Here's a proof by induction: It holds trivially for $n=1$. For $n\ge2$ we have \begin{align*}(x+r_1)&\ldots(x+r_{n-1})(x+r_n)\ge(x+(r_1\ldots r_{n-1})^{1/(n-1)})^{n-1}(x+r_n)\\&=\Bigl(\bigl((x^{(n-1)/n})^{n/(n-1)}+((r_1\ldots r_{n-1})^{1/n})^{n/(n-1)}\bigr)^{(n-1)/n}\bigr((x^{1/n})^n+(r_n^{1/n})^n\bigr)^{1/n}\Bigr)^n\\&\ge\bigl(x+(r_1\ldots r_n)^{1/n}\bigr)^n.\end{align*} The last step is Hölder's inequality for $p=\frac{n-1}n$ and $q=\frac1n$.

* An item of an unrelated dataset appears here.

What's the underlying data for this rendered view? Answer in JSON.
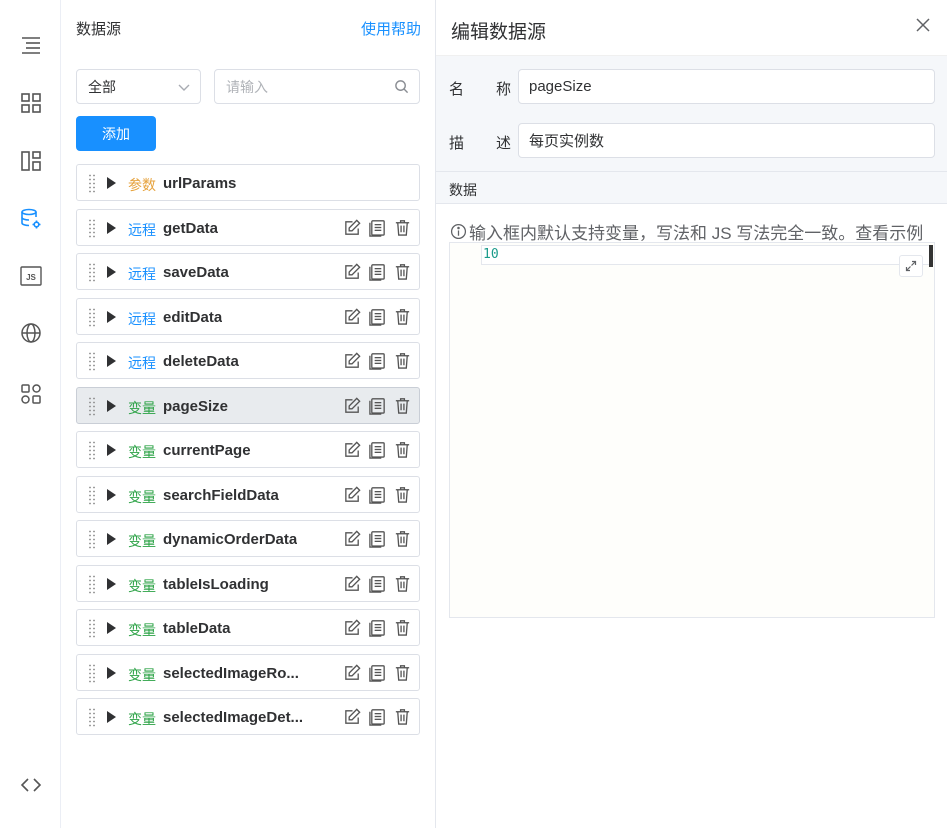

It's Holder inequality: $\left(x+(r_1r_2\cdots r_n)^{1/n}\right)^n = \left(x^{1/n}x^{1/n}\cdots x^{1/n}+r_1^{1/n}r_2^{1/n}\cdots r_n^{1/n}\right)^n \leq (x+r_1)(x+r_2)\cdots (x+r_n)$, and this is a special case of the following inequality:

$(a_1^n+b_1^n)(a_2^n+b_2^n)\cdots (a_n^n+b_n^n) \geq (a_1a_2\cdots a_n+b_1b_2\cdots b_n)^n$,

and when $n=2$ we get back our Cauchy-Buniakovski-Schwarz inequality.

Expanding both sides as polynomials in $x$ and comparing the coefficients, the inequality just follows from Muirhead's inequality.